Sadly, Eves ended up in serious trouble after he left Coventry; a three-year benefit fraud ended with him fortunate to avoid a custodial sentence. But that takes nothing  away what he did during his time at Coventry. All greats are flawed in some way, and although Eves was never a giant of the game, he was one of the greats of the last 30 years as far as Coventry RFC is concerned.

I’ve digressed – Mick’s original question begs another question in response. Why would a top class player want to come to Coventry, as opposed to all the other aspiring Championship/National 1 clubs, some of which will have much bigger cheque books than ours?  I would need convincing if someone from the Premiership, a known player who still has two or three decent years left in him, would commit themselves to Cov. The likes of Evans, Jones and Morgan are exactly the types of players we should be encouraging to play their rugby at the Butts.
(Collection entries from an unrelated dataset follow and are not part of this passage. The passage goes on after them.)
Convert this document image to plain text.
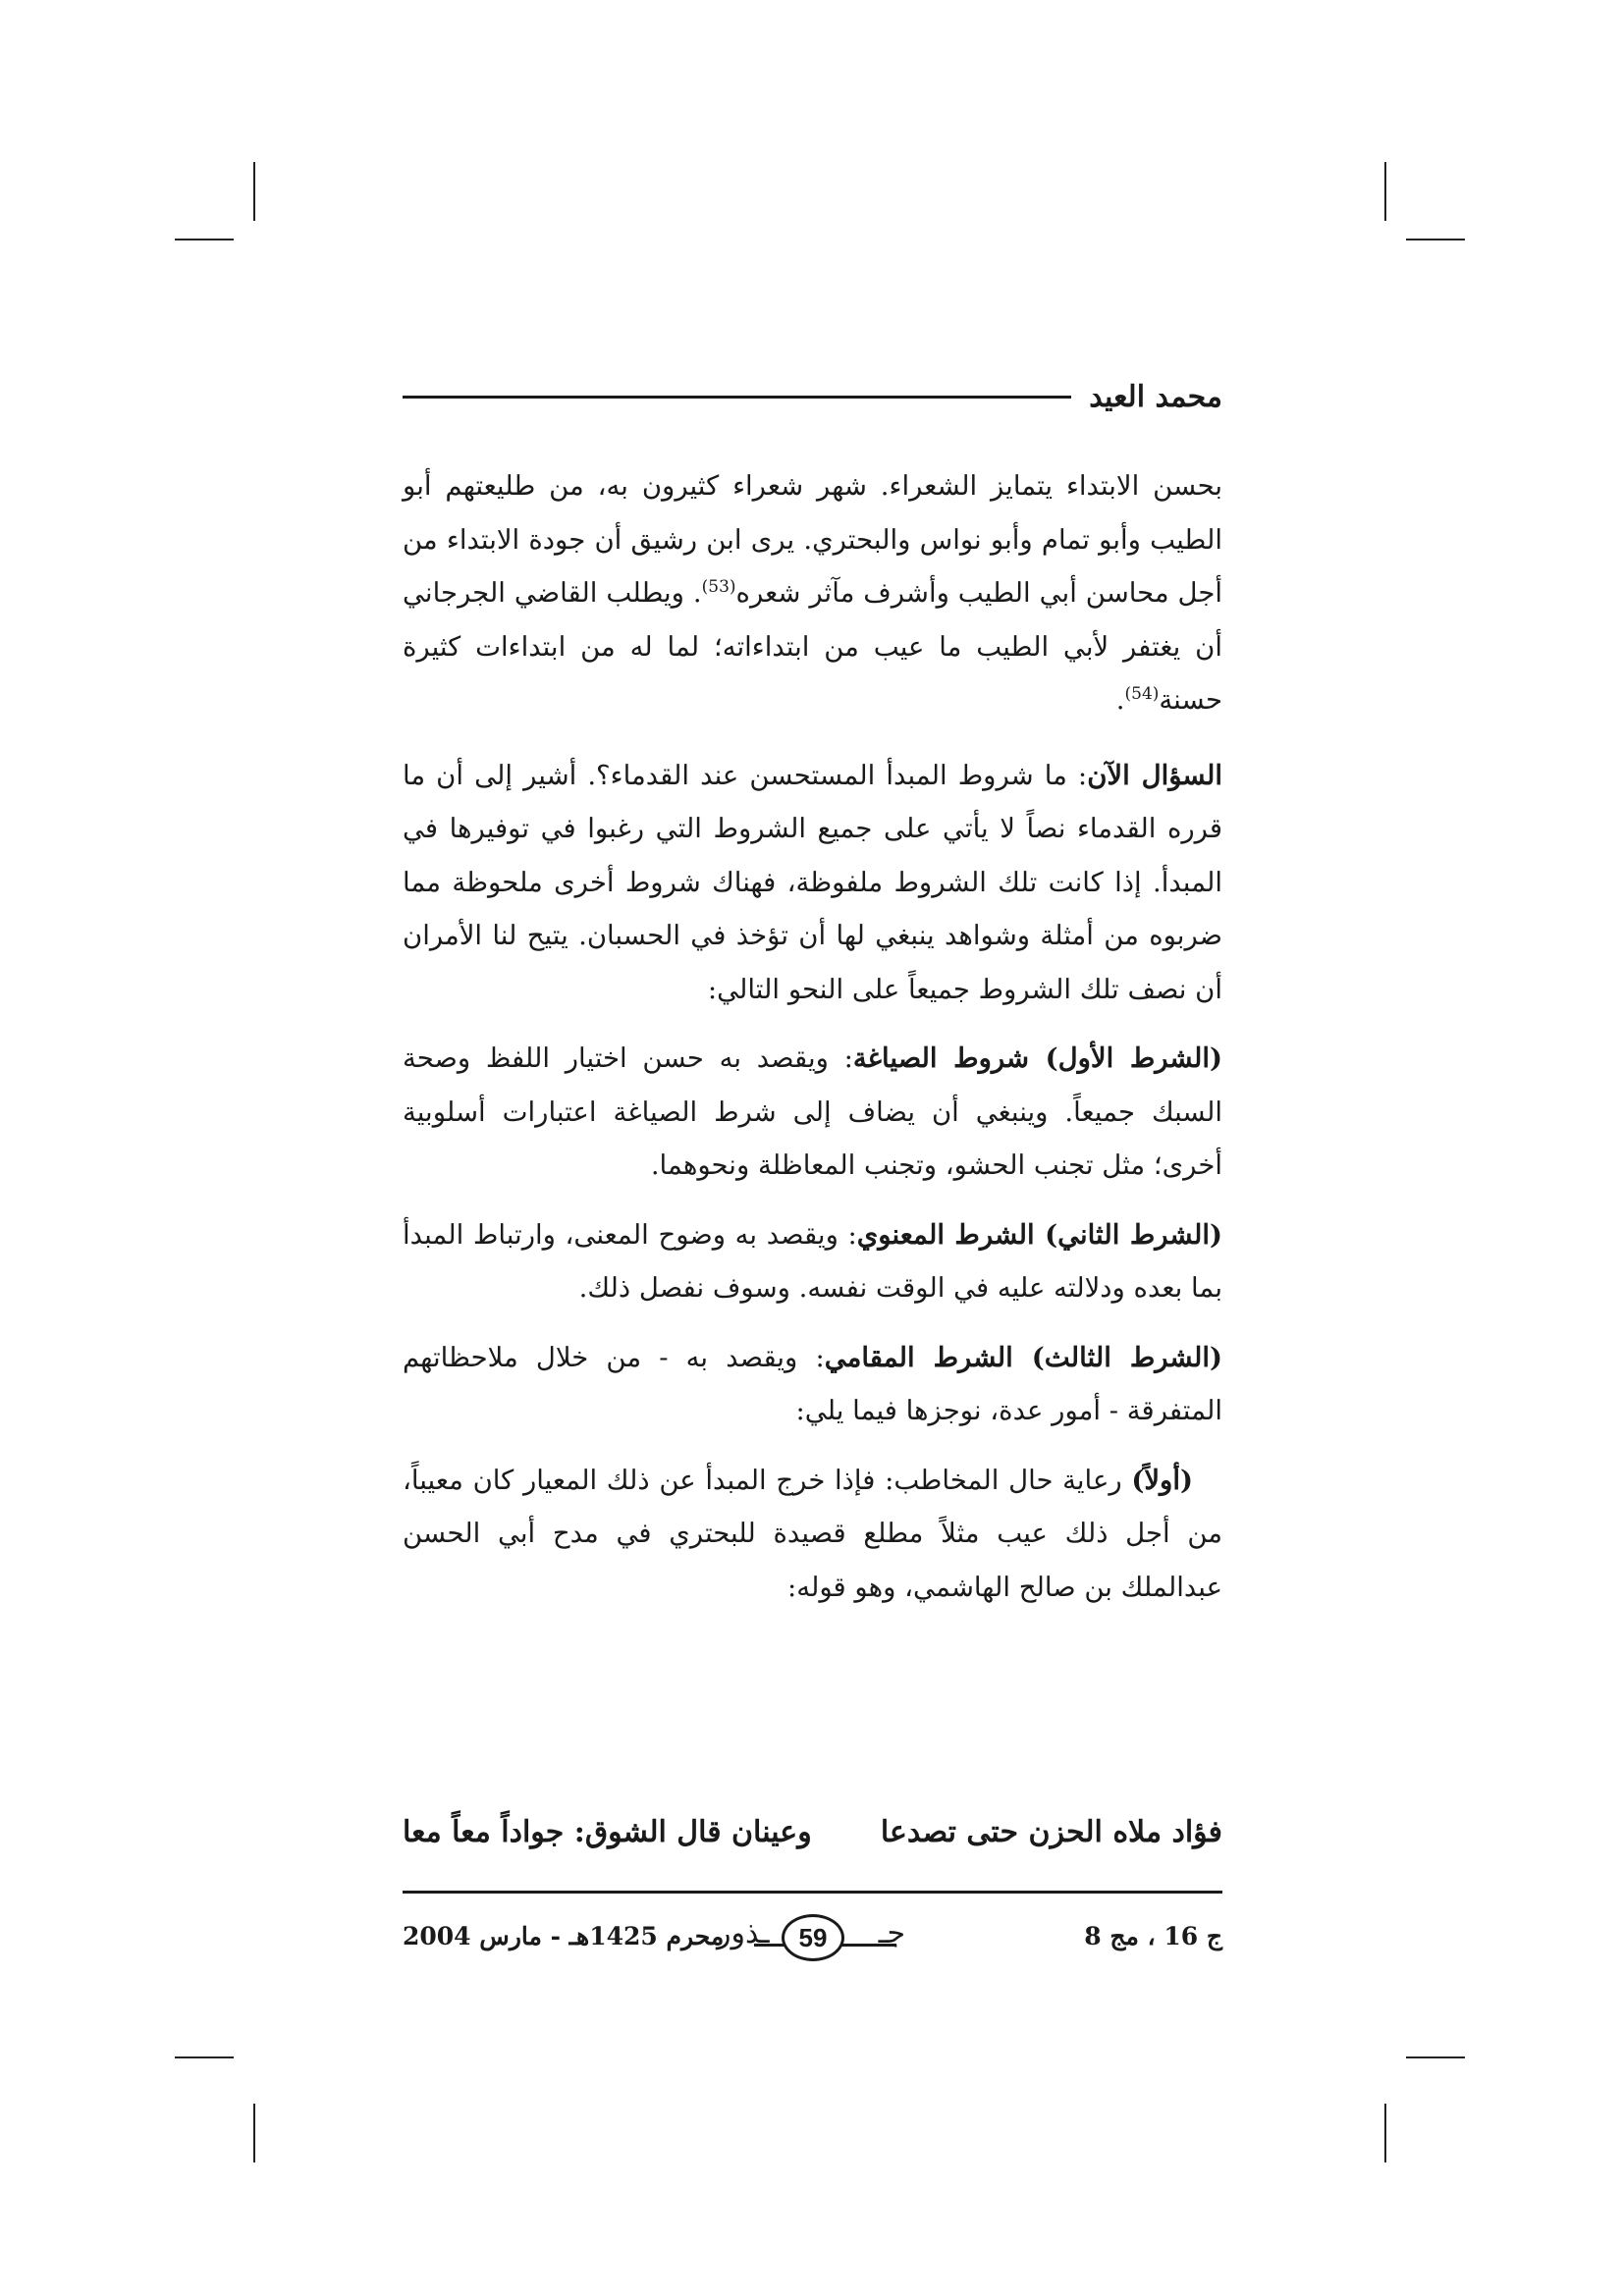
محمد العيد

بحسن الابتداء يتمايز الشعراء. شهر شعراء كثيرون به، من طليعتهم أبو الطيب وأبو تمام وأبو نواس والبحتري. يرى ابن رشيق أن جودة الابتداء من أجل محاسن أبي الطيب وأشرف مآثر شعره$^{(53)}$. ويطلب القاضي الجرجاني أن يغتفر لأبي الطيب ما عيب من ابتداءاته؛ لما له من ابتداءات كثيرة حسنة$^{(54)}$.

السؤال الآن: ما شروط المبدأ المستحسن عند القدماء؟. أشير إلى أن ما قرره القدماء نصاً لا يأتي على جميع الشروط التي رغبوا في توفيرها في المبدأ. إذا كانت تلك الشروط ملفوظة، فهناك شروط أخرى ملحوظة مما ضربوه من أمثلة وشواهد ينبغي لها أن تؤخذ في الحسبان. يتيح لنا الأمران أن نصف تلك الشروط جميعاً على النحو التالي:

(الشرط الأول) شروط الصياغة: ويقصد به حسن اختيار اللفظ وصحة السبك جميعاً. وينبغي أن يضاف إلى شرط الصياغة اعتبارات أسلوبية أخرى؛ مثل تجنب الحشو، وتجنب المعاظلة ونحوهما.

(الشرط الثاني) الشرط المعنوي: ويقصد به وضوح المعنى، وارتباط المبدأ بما بعده ودلالته عليه في الوقت نفسه. وسوف نفصل ذلك.

(الشرط الثالث) الشرط المقامي: ويقصد به - من خلال ملاحظاتهم المتفرقة - أمور عدة، نوجزها فيما يلي:

(أولاً) رعاية حال المخاطب: فإذا خرج المبدأ عن ذلك المعيار كان معيباً، من أجل ذلك عيب مثلاً مطلع قصيدة للبحتري في مدح أبي الحسن عبدالملك بن صالح الهاشمي، وهو قوله:

فؤاد ملاه الحزن حتى تصدعا
وعينان قال الشوق: جواداً معاً معا
ج 16 ، مج 8
جـ
ـذور	59
محرم 1425هـ - مارس 2004
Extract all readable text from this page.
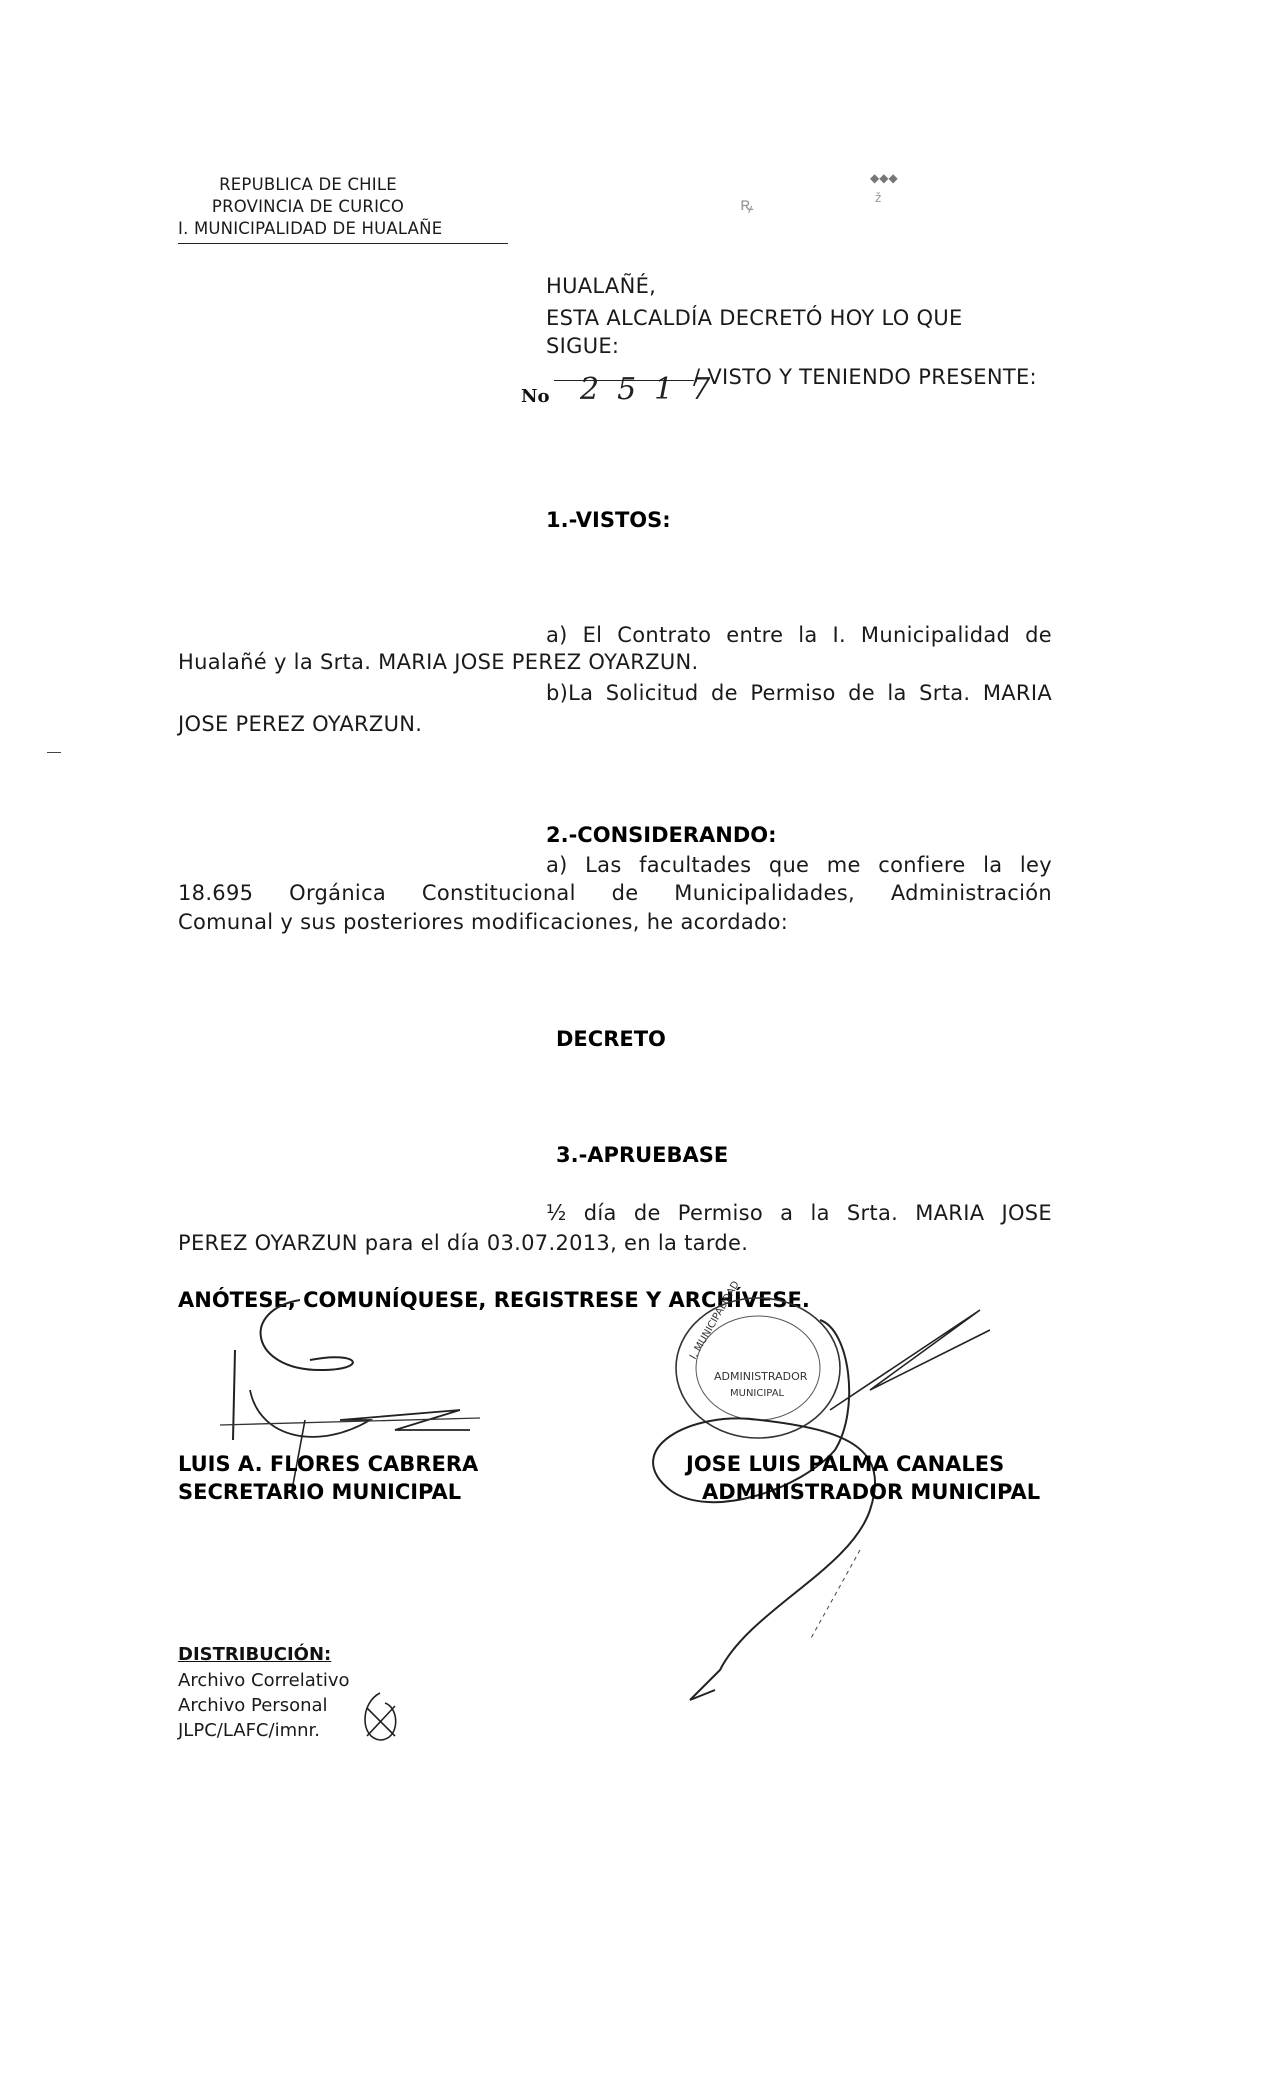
REPUBLICA DE CHILE
PROVINCIA DE CURICO
I. MUNICIPALIDAD DE HUALAÑE
ꝶ
◆◆◆
ž
HUALAÑÉ,
ESTA ALCALDÍA DECRETÓ HOY LO QUE
SIGUE:
No 2517
/ VISTO Y TENIENDO PRESENTE:
1.-VISTOS:
a) El Contrato entre la I. Municipalidad de
Hualañé y la Srta. MARIA JOSE PEREZ OYARZUN.
b)La Solicitud de Permiso de la Srta. MARIA
JOSE PEREZ OYARZUN.
2.-CONSIDERANDO:
a) Las facultades que me confiere la ley
18.695 Orgánica Constitucional de Municipalidades, Administración
Comunal y sus posteriores modificaciones, he acordado:
DECRETO
3.-APRUEBASE
½ día de Permiso a la Srta. MARIA JOSE
PEREZ OYARZUN para el día 03.07.2013, en la tarde.
ANÓTESE, COMUNÍQUESE, REGISTRESE Y ARCHÍVESE.
LUIS A. FLORES CABRERA
SECRETARIO MUNICIPAL
I. MUNICIPALIDAD
ADMINISTRADOR
MUNICIPAL
JOSE LUIS PALMA CANALES
ADMINISTRADOR MUNICIPAL
DISTRIBUCIÓN:
Archivo Correlativo
Archivo Personal
JLPC/LAFC/imnr.
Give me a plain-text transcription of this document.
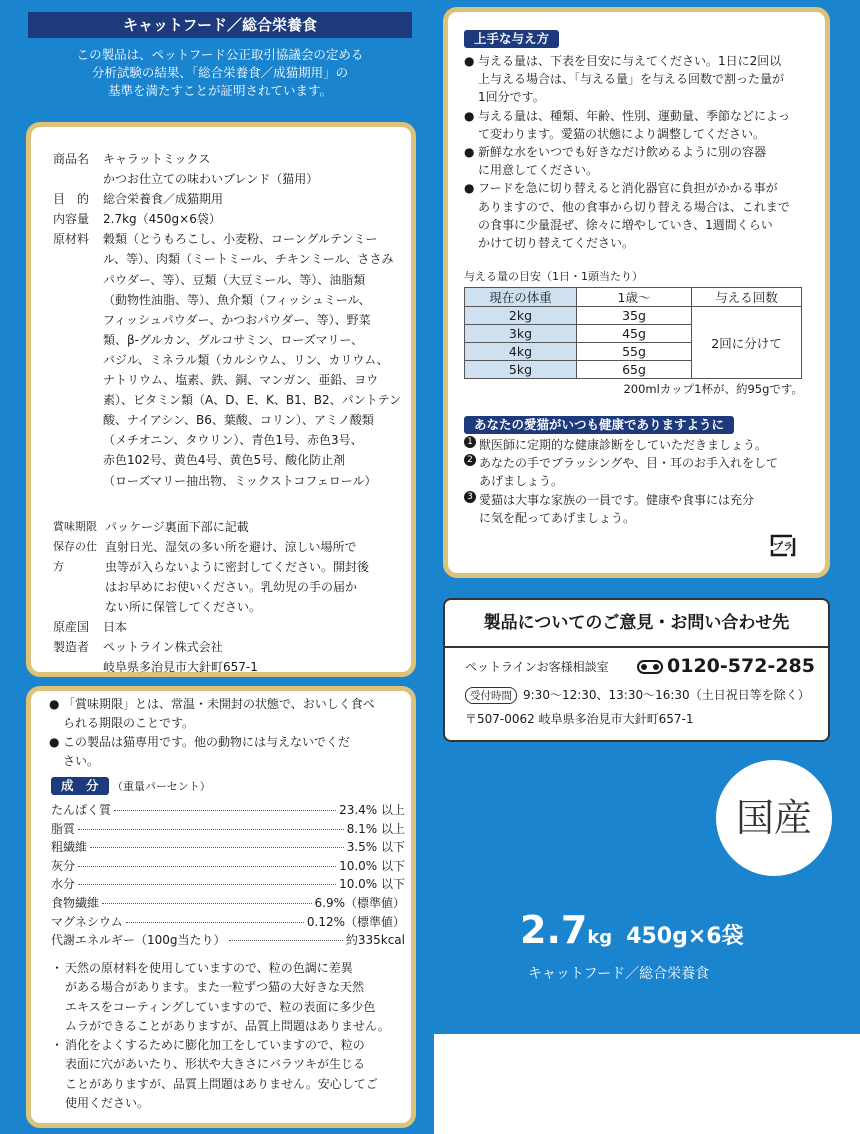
キャットフード／総合栄養食
この製品は、ペットフード公正取引協議会の定める
分析試験の結果、「総合栄養食／成猫期用」の
基準を満たすことが証明されています。
商品名	キャラットミックス
かつお仕立ての味わいブレンド（猫用）
目　的	総合栄養食／成猫期用
内容量	2.7kg（450g×6袋）
原材料	穀類（とうもろこし、小麦粉、コーングルテンミー
ル、等）、肉類（ミートミール、チキンミール、ささみ
パウダー、等）、豆類（大豆ミール、等）、油脂類
（動物性油脂、等）、魚介類（フィッシュミール、
フィッシュパウダー、かつおパウダー、等）、野菜
類、β-グルカン、グルコサミン、ローズマリー、
バジル、ミネラル類（カルシウム、リン、カリウム、
ナトリウム、塩素、鉄、銅、マンガン、亜鉛、ヨウ
素）、ビタミン類（A、D、E、K、B1、B2、パントテン
酸、ナイアシン、B6、葉酸、コリン）、アミノ酸類
（メチオニン、タウリン）、青色1号、赤色3号、
赤色102号、黄色4号、黄色5号、酸化防止剤
（ローズマリー抽出物、ミックストコフェロール）
賞味期限 パッケージ裏面下部に記載
保存の仕方
直射日光、湿気の多い所を避け、涼しい場所で
虫等が入らないように密封してください。開封後
はお早めにお使いください。乳幼児の手の届か
ない所に保管してください。
原産国	日本
製造者	ペットライン株式会社
岐阜県多治見市大針町657-1
● 「賞味期限」とは、常温・未開封の状態で、おいしく食べ
られる期限のことです。
● この製品は猫専用です。他の動物には与えないでくだ
さい。
成　分 （重量パーセント）
たんぱく質	23.4% 以上
脂質	8.1% 以上
粗繊維	3.5% 以下
灰分	10.0% 以下
水分	10.0% 以下
食物繊維	6.9%（標準値）
マグネシウム	0.12%（標準値）
代謝エネルギー（100g当たり）	約335kcal
・ 天然の原材料を使用していますので、粒の色調に差異
がある場合があります。また一粒ずつ猫の大好きな天然
エキスをコーティングしていますので、粒の表面に多少色
ムラができることがありますが、品質上問題はありません。
・ 消化をよくするために膨化加工をしていますので、粒の
表面に穴があいたり、形状や大きさにバラツキが生じる
ことがありますが、品質上問題はありません。安心してご
使用ください。
上手な与え方
● 与える量は、下表を目安に与えてください。1日に2回以
上与える場合は、「与える量」を与える回数で割った量が
1回分です。
● 与える量は、種類、年齢、性別、運動量、季節などによっ
て変わります。愛猫の状態により調整してください。
● 新鮮な水をいつでも好きなだけ飲めるように別の容器
に用意してください。
● フードを急に切り替えると消化器官に負担がかかる事が
ありますので、他の食事から切り替える場合は、これまで
の食事に少量混ぜ、徐々に増やしていき、1週間くらい
かけて切り替えてください。
与える量の目安（1日・1頭当たり）
現在の体重	1歳～	与える回数
2kg	35g	2回に分けて
3kg	45g	
4kg	55g	
5kg	65g	
200mlカップ1杯が、約95gです。
あなたの愛猫がいつも健康でありますように
1 獣医師に定期的な健康診断をしていただきましょう。
2 あなたの手でブラッシングや、目・耳のお手入れをして
あげましょう。
3 愛猫は大事な家族の一員です。健康や食事には充分
に気を配ってあげましょう。
プラ
製品についてのご意見・お問い合わせ先
ペットラインお客様相談室	0120-572-285
受付時間 9:30～12:30、13:30～16:30（土日祝日等を除く）
〒507-0062 岐阜県多治見市大針町657-1
国産
2.7kg 450g×6袋
キャットフード／総合栄養食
They’re not part of rugby’s elite or even the sort of players we might have heard of before arriving in Coventry, but they have real talent and vast experience. It’s worked well for us these past three seasons.

More of the same please…






By Tim

3 thought on “A question of money…”
  1. Hi Roy…Yes, he got himself into all sorts of hot water and was lucky to escape jail whilst at Doncaster after he left. us… However, he was a star on the pitch and, for me, his tenure at Coventry was the most enjoyable time to watch even though I ‘d watch the Cov sides of the early 70s onwards. However, as you say he was flawed and was his own worst enemy at times

  2. Eves was a charasmatic leader , always by example. unfortunately i am toldhe was uncontrollable by Gerry Sugrue and gamblled the family silver on putting a squad together that so nearly pulled it off, there was a second row, Danny someone or other who seemed a good prospect as well. From what i am told Eves dug is own grave with off field mis demeanours that would have brought the club into hot water

  3. Good memories. I was at the Reading game, travelled back after a few beers, and was awoken at approx 5am by Dawn, my partner, saying her waters had broke. Cue a 17 hour labour period , a Caesarian section bringing my son Jack, all those hrs later. Evesy, it should never be forgotten brought the players you mentioned , plus the likes of Matt Gallagher, Andy Smallwood, Jez Harris and the nicest man I ever met in rugby, RIchie Robinson. Even now, I am back in the main stand getting showered in rust. Ah, the memories!